Maybe replacing CodeBlock with something else would work? EG using "Plain"?

amine-aboufirass commented 2 years ago

Yes, thanks! But you do have to wrap the text in an Str object first. This is what worked for me:

import panflute as pf

def action(elem, doc):
    if isinstance(elem, pf.elements.BulletList):
        text = '\n'.join(pf.stringify(item) for item in elem.content)
        text = text.split('\n')
        text = ''.join('\n    ' + row for row in text)
        text = '\n\\begin{itemize}' + text + '\n\\end{itemize}'

        return pf.Plain(pf.Str(text))

    elif isinstance(elem, pf.ListItem) and isinstance(elem.parent, pf.BulletList):
        text = r'\item ' + pf.stringify(elem)
        return pf.ListItem(pf.Plain(pf.Str(text)))

def main(doc=None):
    return pf.run_filter(action, doc = doc)

if __name__ == "__main__":
    main()
amine-aboufirass commented 2 years ago

Let me just add that the pandoc command must be adjusted after this, otherwise the default tex writer in pandoc will kick in, which we don't want in this case.
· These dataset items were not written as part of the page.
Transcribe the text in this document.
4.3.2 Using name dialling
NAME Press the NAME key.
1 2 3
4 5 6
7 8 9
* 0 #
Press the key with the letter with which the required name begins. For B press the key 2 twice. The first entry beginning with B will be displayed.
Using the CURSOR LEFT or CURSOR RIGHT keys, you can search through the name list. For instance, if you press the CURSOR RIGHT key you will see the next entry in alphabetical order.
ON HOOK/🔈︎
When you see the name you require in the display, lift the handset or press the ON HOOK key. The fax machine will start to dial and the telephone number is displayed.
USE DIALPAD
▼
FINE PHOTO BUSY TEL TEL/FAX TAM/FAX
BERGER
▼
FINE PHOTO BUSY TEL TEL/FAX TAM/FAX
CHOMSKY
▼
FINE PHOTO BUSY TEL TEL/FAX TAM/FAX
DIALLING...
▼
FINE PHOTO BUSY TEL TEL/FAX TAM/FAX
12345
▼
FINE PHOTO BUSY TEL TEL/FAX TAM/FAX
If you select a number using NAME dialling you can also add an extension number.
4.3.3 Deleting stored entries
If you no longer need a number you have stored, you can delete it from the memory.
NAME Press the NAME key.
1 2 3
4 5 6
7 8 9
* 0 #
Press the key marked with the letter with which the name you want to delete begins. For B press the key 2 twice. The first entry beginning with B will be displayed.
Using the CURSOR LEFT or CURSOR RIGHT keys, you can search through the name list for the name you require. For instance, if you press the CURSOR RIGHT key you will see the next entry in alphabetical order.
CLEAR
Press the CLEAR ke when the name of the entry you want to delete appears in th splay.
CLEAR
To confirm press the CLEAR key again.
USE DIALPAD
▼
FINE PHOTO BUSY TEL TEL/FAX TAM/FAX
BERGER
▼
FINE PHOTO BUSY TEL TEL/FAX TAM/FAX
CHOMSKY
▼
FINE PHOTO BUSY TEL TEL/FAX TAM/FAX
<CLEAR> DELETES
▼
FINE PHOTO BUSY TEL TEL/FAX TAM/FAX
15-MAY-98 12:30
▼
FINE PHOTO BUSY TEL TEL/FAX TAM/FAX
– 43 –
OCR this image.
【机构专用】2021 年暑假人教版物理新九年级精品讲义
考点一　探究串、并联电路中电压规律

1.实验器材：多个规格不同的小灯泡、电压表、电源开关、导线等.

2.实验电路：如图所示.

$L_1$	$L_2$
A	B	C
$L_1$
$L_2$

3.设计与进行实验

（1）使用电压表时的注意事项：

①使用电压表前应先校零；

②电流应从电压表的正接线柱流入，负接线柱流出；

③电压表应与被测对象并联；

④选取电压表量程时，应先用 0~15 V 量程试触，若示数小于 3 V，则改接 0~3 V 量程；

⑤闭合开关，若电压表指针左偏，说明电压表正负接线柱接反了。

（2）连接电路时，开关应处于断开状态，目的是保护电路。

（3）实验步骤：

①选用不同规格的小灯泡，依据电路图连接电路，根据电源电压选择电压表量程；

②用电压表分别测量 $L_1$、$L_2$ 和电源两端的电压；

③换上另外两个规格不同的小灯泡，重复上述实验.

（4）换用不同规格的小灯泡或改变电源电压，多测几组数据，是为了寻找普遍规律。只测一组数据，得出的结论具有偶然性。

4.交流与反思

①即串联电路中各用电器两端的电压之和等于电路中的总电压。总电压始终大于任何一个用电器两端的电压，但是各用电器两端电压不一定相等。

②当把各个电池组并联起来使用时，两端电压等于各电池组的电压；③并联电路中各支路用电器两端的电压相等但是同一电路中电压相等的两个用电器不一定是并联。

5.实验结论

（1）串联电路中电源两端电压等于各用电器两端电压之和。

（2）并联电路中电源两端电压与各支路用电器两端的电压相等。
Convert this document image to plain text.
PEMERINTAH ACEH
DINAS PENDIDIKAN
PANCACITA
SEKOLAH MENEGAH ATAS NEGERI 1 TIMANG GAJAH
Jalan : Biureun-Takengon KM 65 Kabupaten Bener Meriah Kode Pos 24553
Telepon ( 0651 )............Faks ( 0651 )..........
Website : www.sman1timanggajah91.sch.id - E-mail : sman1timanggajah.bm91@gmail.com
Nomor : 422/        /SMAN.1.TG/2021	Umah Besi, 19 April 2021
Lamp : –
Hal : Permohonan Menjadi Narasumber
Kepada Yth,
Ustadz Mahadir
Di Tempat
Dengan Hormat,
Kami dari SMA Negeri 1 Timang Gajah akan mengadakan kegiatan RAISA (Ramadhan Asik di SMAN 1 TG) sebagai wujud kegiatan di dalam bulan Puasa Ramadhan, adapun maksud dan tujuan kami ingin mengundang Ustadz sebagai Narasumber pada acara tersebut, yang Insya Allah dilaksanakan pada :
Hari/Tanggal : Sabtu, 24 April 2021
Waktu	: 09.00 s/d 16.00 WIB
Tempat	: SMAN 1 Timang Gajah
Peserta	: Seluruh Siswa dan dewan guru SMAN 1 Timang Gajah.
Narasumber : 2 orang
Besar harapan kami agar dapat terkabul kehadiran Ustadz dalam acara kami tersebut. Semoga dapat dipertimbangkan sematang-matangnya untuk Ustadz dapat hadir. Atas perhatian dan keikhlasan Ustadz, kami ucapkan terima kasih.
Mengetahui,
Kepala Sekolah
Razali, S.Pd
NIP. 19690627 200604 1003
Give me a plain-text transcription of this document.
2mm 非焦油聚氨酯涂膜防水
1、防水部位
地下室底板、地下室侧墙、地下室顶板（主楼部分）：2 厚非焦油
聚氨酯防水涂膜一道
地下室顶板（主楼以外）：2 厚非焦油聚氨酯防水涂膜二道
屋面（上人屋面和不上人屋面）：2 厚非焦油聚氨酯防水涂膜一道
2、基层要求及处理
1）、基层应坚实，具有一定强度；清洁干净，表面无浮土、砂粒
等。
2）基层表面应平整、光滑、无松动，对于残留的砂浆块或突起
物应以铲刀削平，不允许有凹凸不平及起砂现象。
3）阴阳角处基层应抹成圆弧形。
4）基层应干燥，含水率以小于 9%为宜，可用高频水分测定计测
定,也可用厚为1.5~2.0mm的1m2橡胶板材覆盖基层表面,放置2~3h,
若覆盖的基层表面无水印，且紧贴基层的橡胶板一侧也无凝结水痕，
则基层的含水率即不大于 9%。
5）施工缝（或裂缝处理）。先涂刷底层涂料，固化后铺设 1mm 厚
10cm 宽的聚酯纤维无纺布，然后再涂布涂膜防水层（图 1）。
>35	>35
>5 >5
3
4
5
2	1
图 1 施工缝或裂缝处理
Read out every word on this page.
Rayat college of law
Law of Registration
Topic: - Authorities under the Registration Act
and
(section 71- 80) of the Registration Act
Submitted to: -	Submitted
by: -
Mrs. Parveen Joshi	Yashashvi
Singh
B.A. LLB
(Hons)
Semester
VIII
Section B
The option "plain" will forcibly disable the behavior:

pandoc -F write.py -t plain --template custom_template.latex -o test.tex test.md

badumont commented 2 years ago

Just to explain what happened in your first try above: the <code> and <pre> tags appear because pandoc -F write.py --template custom_template.latex ref.md does not specify an output format (so it defaults to HTML) and you wrap your LaTeX code in a CodeBlock, which is like a listing in LaTeX. You should get the desired output by replacing return pf.CodeBlock(text) with return pf.RawBlock(text, 'latex') (or format='latex'?) and by specifying on the command line either -t latex or an output file ending with .tex.